The "Dedication" License
There are other forms of software licensing, too. For example, the highly regarded Spybot Search And Destroy anti-spyware tool--a tool I enthusiastically recommend--ships with a form of public license that simply states: "I grant you the license to use Spybot-S&D as much as you like." There are no usage restrictions whatsoever, and that includes use in enterprises, governments, and the like. The author didn't use the Gnu Public License because he wants his software left as-is (the GPL grants rights to modify the software); so the author of SpyBot S&D crafted a license that allows for unlimited use and redistribution of his unmodified code.
The license is unusual in that it includes a personal dedication; and in that the software author accepts (but doesn't require) voluntary donations. But this quirky license is just as valid and just as binding as a dense, legalese, multipage license from Microsoft, Sun, IBM, or anyone else. You can see the full Spybot S&D license here. It's actually rather refreshing to read--a warm and human document radically different from but no less valid than conventional licensing documentation.

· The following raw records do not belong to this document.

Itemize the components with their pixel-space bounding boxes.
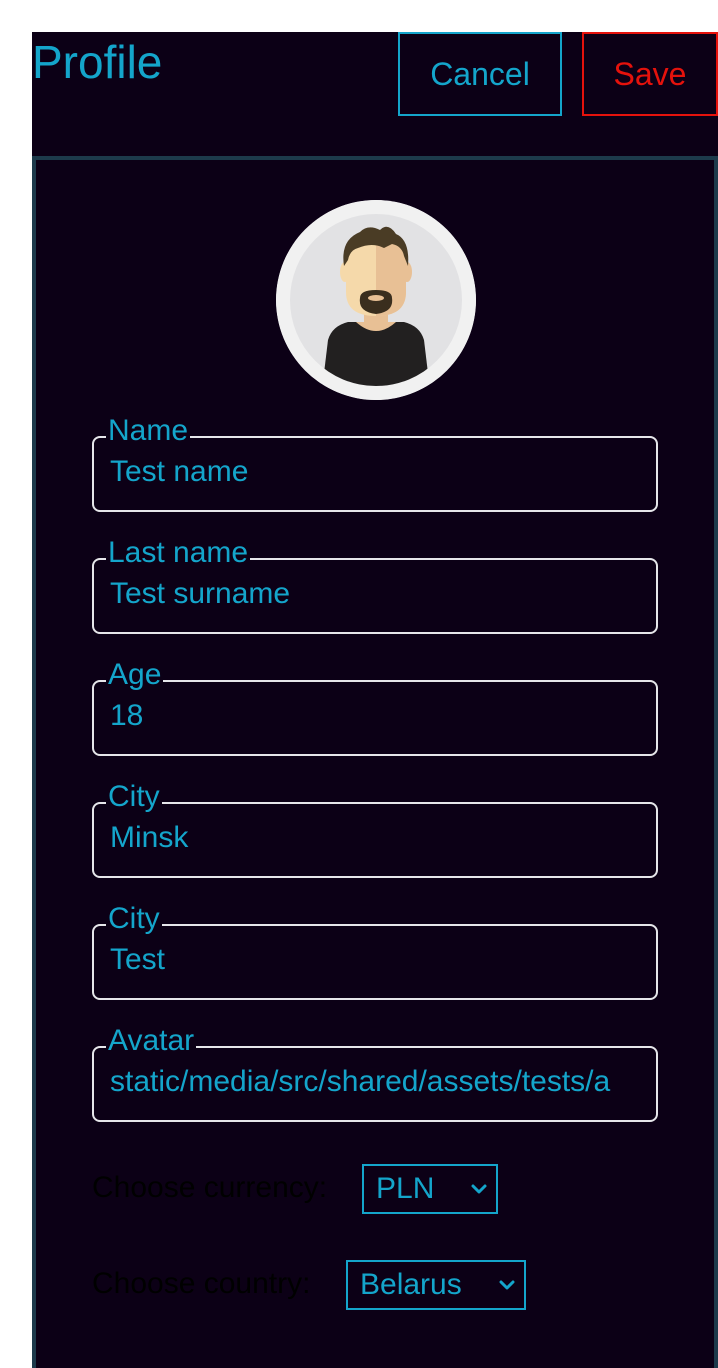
- currency-select-value: PLN: [376, 1172, 435, 1205]
- country-select-row: Choose country: Belarus: [92, 1260, 532, 1314]
- username-input[interactable]: [110, 940, 642, 980]
- city-field[interactable]: City: [92, 780, 658, 878]
- city-field-label: City: [106, 780, 162, 814]
- age-input[interactable]: [110, 696, 642, 736]
- avatar-url-field-label: Avatar: [106, 1024, 197, 1058]
- age-field[interactable]: Age: [92, 658, 658, 756]
- profile-card: Name Last name Age City City Avatar Choo…: [32, 156, 718, 1368]
- country-select-label: Choose country:: [92, 1267, 311, 1300]
- profile-page: Profile Cancel Save Name Test name Last …: [32, 32, 718, 1368]
- username-field-label: City: [106, 902, 162, 936]
- last-name-field-label: Last name: [106, 536, 251, 570]
- page-title: Profile: [32, 36, 163, 88]
- save-button[interactable]: Save: [582, 32, 718, 116]
- country-select[interactable]: Belarus: [346, 1260, 526, 1310]
- username-field[interactable]: City: [92, 902, 658, 1000]
- city-input[interactable]: [110, 818, 642, 858]
- currency-select-label: Choose currency:: [92, 1171, 328, 1204]
- cancel-button[interactable]: Cancel: [398, 32, 562, 116]
- name-field-label: Name: [106, 414, 191, 448]
- page-header: Profile Cancel Save: [32, 32, 718, 156]
- user-avatar-icon: [276, 200, 476, 400]
- last-name-input[interactable]: [110, 574, 642, 614]
- currency-select[interactable]: PLN: [362, 1164, 498, 1214]
- country-select-value: Belarus: [360, 1268, 462, 1301]
- avatar: [276, 200, 476, 400]
- chevron-down-icon: [499, 1280, 515, 1290]
- age-field-label: Age: [106, 658, 164, 692]
- avatar-url-field[interactable]: Avatar: [92, 1024, 658, 1122]
- chevron-down-icon: [471, 1184, 487, 1194]
- currency-select-row: Choose currency: PLN: [92, 1164, 512, 1218]
- name-field[interactable]: Name: [92, 414, 658, 512]
- avatar-url-input[interactable]: [110, 1062, 642, 1102]
- last-name-field[interactable]: Last name: [92, 536, 658, 634]
- name-input[interactable]: [110, 452, 642, 492]
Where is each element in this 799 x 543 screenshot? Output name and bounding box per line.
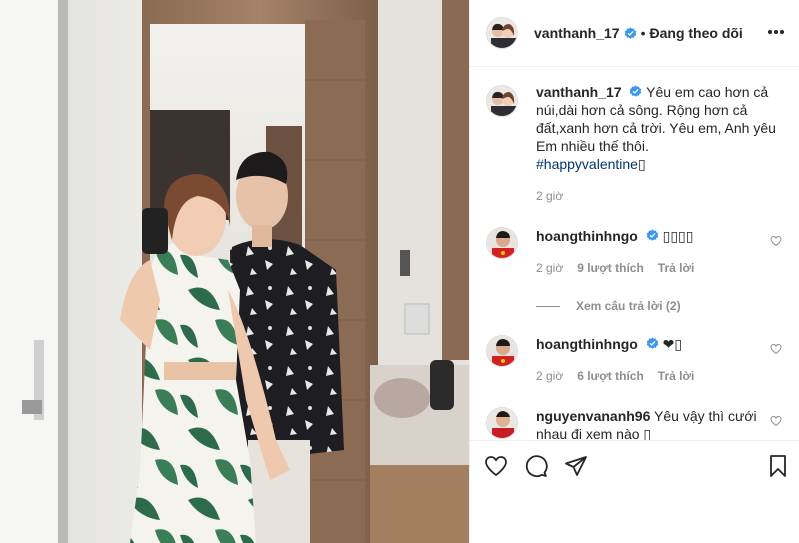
comment-item: hoangthinhngo ❤▯ 2 giờ 6 lượt thích Trả lờ… [486, 335, 784, 385]
share-icon[interactable] [564, 454, 588, 478]
verified-badge-icon [646, 229, 659, 241]
view-replies-line [536, 305, 560, 307]
comment-body: nguyenvananh96 Yêu vậy thì cưới nhau đi … [536, 407, 784, 440]
avatar-photo [487, 18, 517, 48]
more-options-icon[interactable] [766, 22, 786, 42]
caption-author-avatar[interactable] [486, 85, 518, 117]
caption-hashtag[interactable]: #happyvalentine [536, 156, 638, 172]
commenter-avatar[interactable] [486, 335, 518, 367]
follow-status-button[interactable]: Đang theo dõi [650, 25, 743, 41]
comment-likes[interactable]: 6 lượt thích [577, 369, 644, 383]
post-photo[interactable] [0, 0, 469, 543]
bookmark-icon[interactable] [766, 454, 790, 478]
comment-meta: 2 giờ 6 lượt thích Trả lời [536, 367, 784, 385]
comment-time[interactable]: 2 giờ [536, 261, 563, 275]
comment-username[interactable]: hoangthinhngo [536, 228, 638, 244]
heart-icon[interactable] [484, 454, 508, 478]
comment-text: ❤▯ [662, 336, 683, 352]
post-action-bar [470, 440, 799, 490]
comment-likes[interactable]: 9 lượt thích [577, 261, 644, 275]
comment-time[interactable]: 2 giờ [536, 369, 563, 383]
avatar-photo [487, 336, 517, 366]
more-dot [774, 30, 778, 34]
more-dot [780, 30, 784, 34]
comment-item: hoangthinhngo ▯▯▯▯ 2 giờ 9 lượt thích Trả … [486, 227, 784, 277]
verified-badge-icon [624, 26, 636, 39]
view-replies-label: Xem câu trả lời (2) [576, 299, 681, 313]
post-caption: vanthanh_17 Yêu em cao hơn cả núi,dài hơ… [486, 83, 784, 205]
header-separator: • [640, 25, 646, 41]
comment-text: ▯▯▯▯ [662, 228, 694, 244]
comment-username[interactable]: nguyenvananh96 [536, 408, 650, 424]
comment-meta: 2 giờ 9 lượt thích Trả lời [536, 259, 784, 277]
avatar-photo [487, 86, 517, 116]
caption-username[interactable]: vanthanh_17 [536, 84, 622, 100]
like-comment-heart-icon[interactable] [770, 415, 782, 427]
mirror-selfie-image [0, 0, 469, 543]
view-replies-button[interactable]: Xem câu trả lời (2) [536, 299, 784, 313]
avatar-photo [487, 228, 517, 258]
like-comment-heart-icon[interactable] [770, 235, 782, 247]
comment-username[interactable]: hoangthinhngo [536, 336, 638, 352]
comment-body: hoangthinhngo ❤▯ 2 giờ 6 lượt thích Trả lờ… [536, 335, 784, 385]
reply-button[interactable]: Trả lời [658, 261, 695, 275]
caption-time[interactable]: 2 giờ [536, 189, 563, 203]
commenter-avatar[interactable] [486, 227, 518, 259]
commenter-avatar[interactable] [486, 407, 518, 439]
like-comment-heart-icon[interactable] [770, 343, 782, 355]
avatar-photo [487, 408, 517, 438]
caption-body: vanthanh_17 Yêu em cao hơn cả núi,dài hơ… [536, 83, 784, 205]
post-side-panel: vanthanh_17 • Đang theo dõi vanthanh_17 … [469, 0, 799, 543]
author-avatar[interactable] [486, 17, 518, 49]
comment-body: hoangthinhngo ▯▯▯▯ 2 giờ 9 lượt thích Trả … [536, 227, 784, 277]
verified-badge-icon [646, 337, 659, 349]
comments-list[interactable]: vanthanh_17 Yêu em cao hơn cả núi,dài hơ… [470, 67, 799, 440]
reply-button[interactable]: Trả lời [658, 369, 695, 383]
comment-icon[interactable] [524, 454, 548, 478]
comment-item: nguyenvananh96 Yêu vậy thì cưới nhau đi … [486, 407, 784, 440]
more-dot [768, 30, 772, 34]
post-header: vanthanh_17 • Đang theo dõi [470, 0, 799, 67]
caption-emoji: ▯ [637, 156, 646, 172]
caption-meta: 2 giờ [536, 187, 784, 205]
verified-badge-icon [630, 85, 642, 97]
author-username[interactable]: vanthanh_17 [534, 25, 620, 41]
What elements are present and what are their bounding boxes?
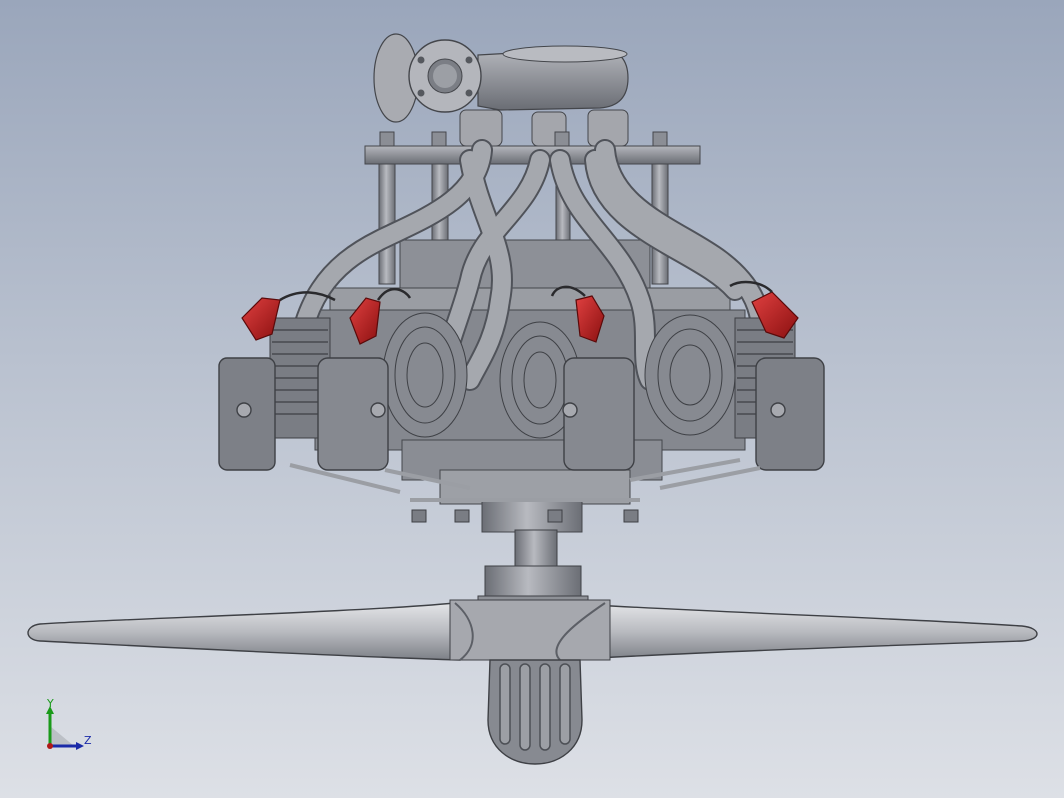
propeller-shaft[interactable] <box>477 529 589 609</box>
y-axis-label: Y <box>47 697 54 710</box>
cylinder-center-left[interactable] <box>382 312 468 438</box>
cylinder-center-right[interactable] <box>644 314 736 436</box>
coordinate-triad: Y Z <box>36 697 100 758</box>
axis-triad-icon <box>46 706 84 750</box>
z-axis-label: Z <box>84 734 92 747</box>
radial-engine-model[interactable] <box>0 0 1064 798</box>
exhaust-collector[interactable] <box>373 33 629 123</box>
propeller[interactable] <box>27 599 1038 661</box>
graphics-viewport[interactable]: Y Z <box>0 0 1064 798</box>
propeller-spinner[interactable] <box>487 659 583 765</box>
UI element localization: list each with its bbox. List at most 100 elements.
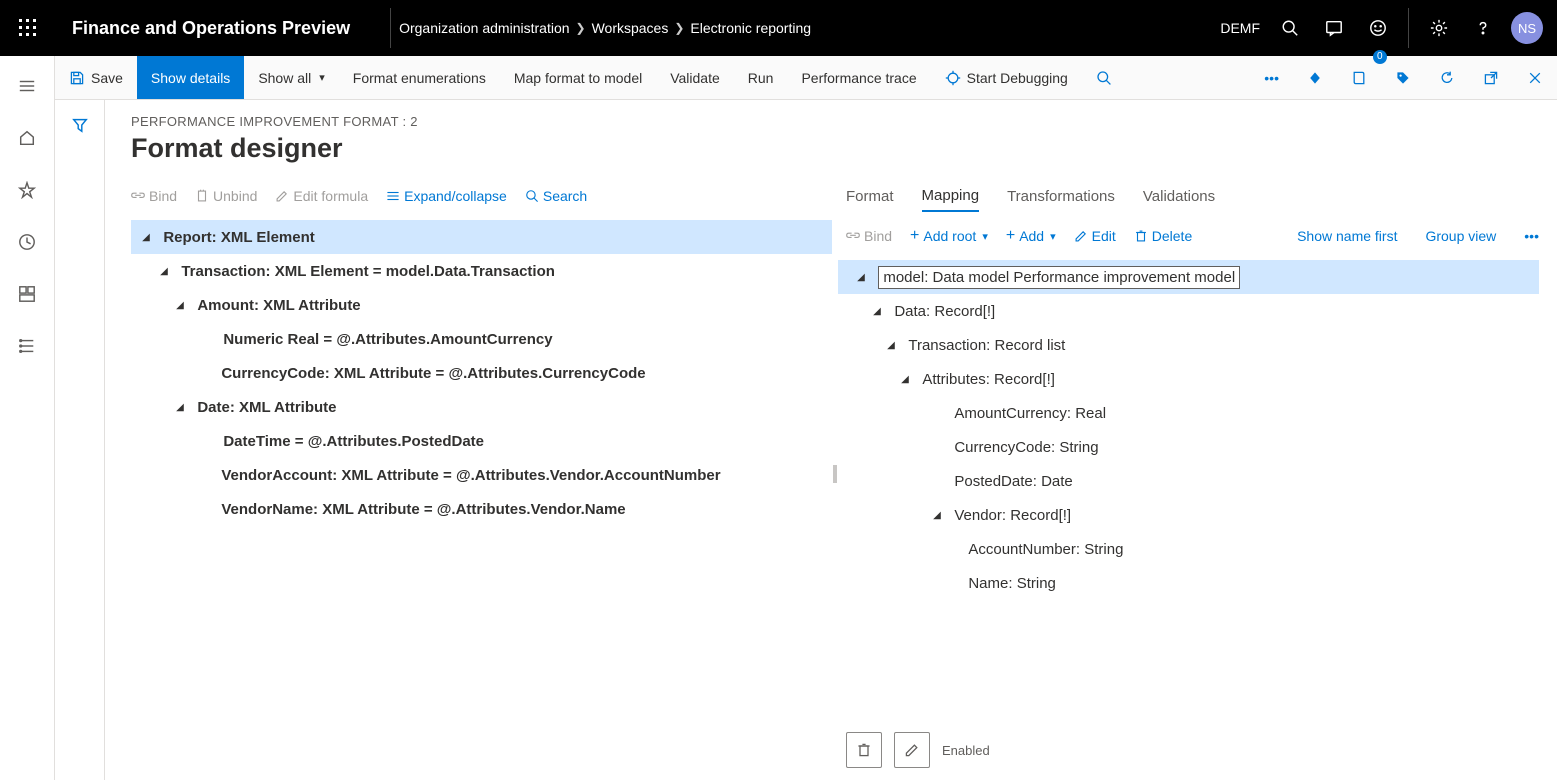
- tree-row[interactable]: ◢ Transaction: XML Element = model.Data.…: [131, 254, 832, 288]
- entity-label: DEMF: [1220, 20, 1260, 36]
- app-title: Finance and Operations Preview: [72, 18, 350, 39]
- page-head: PERFORMANCE IMPROVEMENT FORMAT : 2 Forma…: [105, 100, 1557, 168]
- tree-row[interactable]: ◢ DateTime = @.Attributes.PostedDate: [131, 424, 832, 458]
- map-format-button[interactable]: Map format to model: [500, 56, 656, 99]
- feedback-icon[interactable]: [1356, 6, 1400, 50]
- tab-format[interactable]: Format: [846, 182, 894, 211]
- tree-row[interactable]: ◢ VendorAccount: XML Attribute = @.Attri…: [131, 458, 832, 492]
- search-button[interactable]: Search: [525, 188, 587, 204]
- expander-icon[interactable]: ◢: [171, 300, 189, 311]
- tree-row[interactable]: ◢ AmountCurrency: Real: [838, 396, 1539, 430]
- tree-row[interactable]: ◢ Transaction: Record list: [838, 328, 1539, 362]
- tree-label: CurrencyCode: XML Attribute = @.Attribut…: [221, 365, 645, 382]
- divider: [390, 8, 391, 48]
- group-view-button[interactable]: Group view: [1425, 228, 1496, 244]
- chevron-down-icon: ▾: [319, 71, 325, 84]
- favorite-icon[interactable]: [5, 168, 49, 212]
- chat-icon[interactable]: [1312, 6, 1356, 50]
- show-name-first-button[interactable]: Show name first: [1297, 228, 1397, 244]
- bind-button: Bind: [846, 228, 892, 244]
- delete-icon-button[interactable]: [846, 732, 882, 768]
- tree-label: Transaction: Record list: [908, 337, 1065, 354]
- expander-icon[interactable]: ◢: [137, 232, 155, 243]
- save-button[interactable]: Save: [55, 56, 137, 99]
- popout-icon[interactable]: [1469, 56, 1513, 99]
- expander-icon[interactable]: ◢: [928, 510, 946, 521]
- tag-icon[interactable]: 0: [1381, 56, 1425, 99]
- edit-button[interactable]: Edit: [1074, 228, 1116, 244]
- format-enumerations-button[interactable]: Format enumerations: [339, 56, 500, 99]
- tree-label: AmountCurrency: Real: [954, 405, 1106, 422]
- tree-row[interactable]: ◢ model: Data model Performance improvem…: [838, 260, 1539, 294]
- tree-row[interactable]: ◢ Vendor: Record[!]: [838, 498, 1539, 532]
- tree-row[interactable]: ◢ Name: String: [838, 566, 1539, 600]
- expander-icon[interactable]: ◢: [896, 374, 914, 385]
- enabled-label: Enabled: [942, 743, 990, 758]
- tag-badge: 0: [1373, 50, 1387, 64]
- expander-icon[interactable]: ◢: [155, 266, 173, 277]
- unbind-button: Unbind: [195, 188, 257, 204]
- performance-trace-button[interactable]: Performance trace: [787, 56, 930, 99]
- filter-icon[interactable]: [63, 108, 97, 142]
- add-button[interactable]: +Add▾: [1006, 227, 1056, 245]
- gear-icon[interactable]: [1417, 6, 1461, 50]
- tab-validations[interactable]: Validations: [1143, 182, 1215, 211]
- mapping-tree[interactable]: ◢ model: Data model Performance improvem…: [838, 256, 1539, 604]
- tree-row[interactable]: ◢ Data: Record[!]: [838, 294, 1539, 328]
- app-launcher-icon[interactable]: [8, 8, 48, 48]
- delete-button[interactable]: Delete: [1134, 228, 1192, 244]
- search-icon[interactable]: [1268, 6, 1312, 50]
- tree-label: Name: String: [968, 575, 1056, 592]
- diamond-icon[interactable]: [1293, 56, 1337, 99]
- validate-button[interactable]: Validate: [656, 56, 734, 99]
- tree-row[interactable]: ◢ PostedDate: Date: [838, 464, 1539, 498]
- tree-label: Transaction: XML Element = model.Data.Tr…: [181, 263, 555, 280]
- edit-formula-button: Edit formula: [275, 188, 368, 204]
- help-icon[interactable]: [1461, 6, 1505, 50]
- expander-icon[interactable]: ◢: [852, 272, 870, 283]
- modules-icon[interactable]: [5, 324, 49, 368]
- breadcrumb-item[interactable]: Workspaces: [592, 20, 669, 36]
- run-button[interactable]: Run: [734, 56, 788, 99]
- menu-icon[interactable]: [5, 64, 49, 108]
- filter-strip: [55, 100, 105, 780]
- book-icon[interactable]: [1337, 56, 1381, 99]
- start-debugging-button[interactable]: Start Debugging: [931, 56, 1082, 99]
- format-pane: Bind Unbind Edit formula Expand/collapse…: [105, 168, 832, 780]
- edit-icon-button[interactable]: [894, 732, 930, 768]
- search-command-icon[interactable]: [1082, 56, 1126, 99]
- add-root-button[interactable]: +Add root▾: [910, 227, 988, 245]
- tree-row[interactable]: ◢ VendorName: XML Attribute = @.Attribut…: [131, 492, 832, 526]
- expander-icon[interactable]: ◢: [882, 340, 900, 351]
- more-icon[interactable]: •••: [1524, 228, 1539, 244]
- tree-row[interactable]: ◢ Report: XML Element: [131, 220, 832, 254]
- more-icon[interactable]: •••: [1250, 56, 1293, 99]
- tree-row[interactable]: ◢ CurrencyCode: String: [838, 430, 1539, 464]
- recent-icon[interactable]: [5, 220, 49, 264]
- show-details-button[interactable]: Show details: [137, 56, 244, 99]
- breadcrumb-item[interactable]: Organization administration: [399, 20, 569, 36]
- show-all-button[interactable]: Show all▾: [244, 56, 338, 99]
- expander-icon[interactable]: ◢: [868, 306, 886, 317]
- tab-transformations[interactable]: Transformations: [1007, 182, 1115, 211]
- breadcrumb-item[interactable]: Electronic reporting: [690, 20, 811, 36]
- close-icon[interactable]: [1513, 56, 1557, 99]
- bind-button: Bind: [131, 188, 177, 204]
- expand-collapse-button[interactable]: Expand/collapse: [386, 188, 507, 204]
- tree-row[interactable]: ◢ Date: XML Attribute: [131, 390, 832, 424]
- refresh-icon[interactable]: [1425, 56, 1469, 99]
- workspaces-icon[interactable]: [5, 272, 49, 316]
- tree-row[interactable]: ◢ AccountNumber: String: [838, 532, 1539, 566]
- tree-row[interactable]: ◢ Attributes: Record[!]: [838, 362, 1539, 396]
- tree-row[interactable]: ◢ Numeric Real = @.Attributes.AmountCurr…: [131, 322, 832, 356]
- home-icon[interactable]: [5, 116, 49, 160]
- command-bar: Save Show details Show all▾ Format enume…: [55, 56, 1557, 100]
- tree-row[interactable]: ◢ CurrencyCode: XML Attribute = @.Attrib…: [131, 356, 832, 390]
- tree-label: Report: XML Element: [163, 229, 314, 246]
- tab-mapping[interactable]: Mapping: [922, 181, 980, 212]
- format-tree[interactable]: ◢ Report: XML Element◢ Transaction: XML …: [131, 216, 832, 530]
- avatar[interactable]: NS: [1511, 12, 1543, 44]
- tree-label: Attributes: Record[!]: [922, 371, 1055, 388]
- expander-icon[interactable]: ◢: [171, 402, 189, 413]
- tree-row[interactable]: ◢ Amount: XML Attribute: [131, 288, 832, 322]
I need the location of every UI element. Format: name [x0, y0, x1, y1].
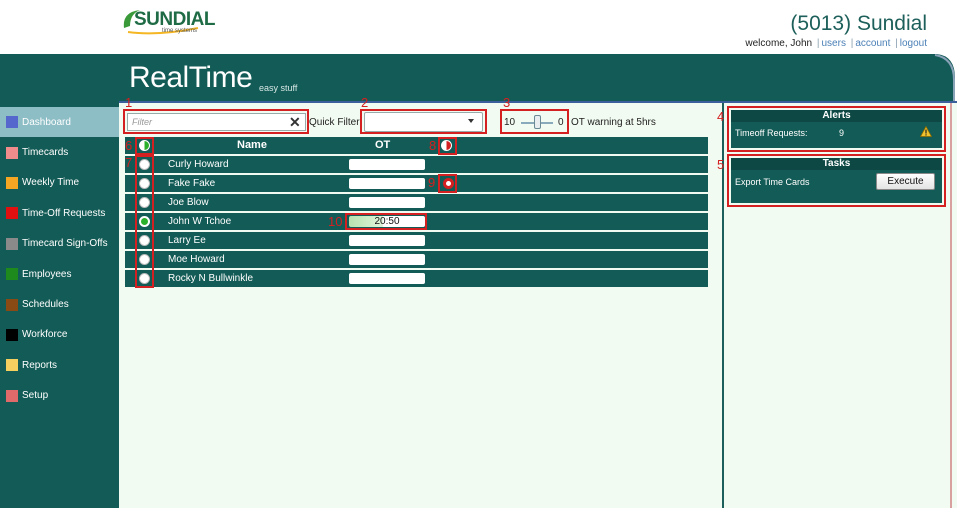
sidebar-item-dashboard[interactable]: Dashboard [0, 107, 119, 138]
table-row[interactable]: Moe Howard [125, 251, 708, 268]
page-title: RealTime [129, 61, 253, 94]
time-off-requests-icon [6, 207, 18, 220]
weekly-time-icon [6, 176, 18, 189]
annotation-label-3: 3 [503, 95, 511, 110]
annotation-label-5: 5 [717, 157, 725, 172]
employee-name: Fake Fake [168, 178, 216, 189]
annotation-box-6 [135, 137, 154, 155]
sidebar-nav: Dashboard Timecards Weekly Time Time-Off… [0, 107, 119, 411]
quick-filter-label: Quick Filter [309, 117, 360, 128]
sidebar-item-timecard-sign-offs[interactable]: Timecard Sign-Offs [0, 229, 119, 259]
annotation-box-4 [727, 106, 946, 152]
annotation-box-5 [727, 154, 946, 207]
annotation-label-7: 7 [125, 155, 133, 170]
name-column-header[interactable]: Name [237, 139, 267, 151]
sidebar-item-label: Setup [22, 390, 49, 402]
timecards-icon [6, 146, 18, 159]
logo-subtext: time systems [162, 28, 198, 34]
ot-bar [349, 235, 425, 246]
schedules-icon [6, 298, 18, 311]
sidebar-item-label: Reports [22, 359, 58, 371]
employee-name: Curly Howard [168, 159, 229, 170]
ot-warning-text: OT warning at 5hrs [571, 117, 656, 128]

In short: There's no reason whatsoever for any business or government to prohibit, a priori, the use of an excellent tool like Spybot.
What About "Voluntary" Contributions?
Because a license document is legally binding on all parties, if an author says that no payment or purchase is necessary, that is in fact true whether you're installing the software on one system or 10,000. There's no catch or gotcha lurking there to trip up commercial installations.
Take the case of Spybot S&D, for example: You can use it on your own system, or post it on a corporate server and install it companywide on every PC in the enterprise; all for free. That's what the license says.
Of course, software costs time and money to produce, so if you think enough of a software tool to deploy it, it makes sense to help ensure the ongoing viability of the software publisher by offering at least a modicum of support. For a large shop, $1 per seat--or even 50 cents per seat--would be welcomed by the author. For smaller shops, a few dollars per seat would be great.
In any case, let your budget and your conscience be your guide: If you can't afford anything, that's fine (and totally legitimate). But if you can afford even a modest payment, it's smart business to help keep the software's author in operation.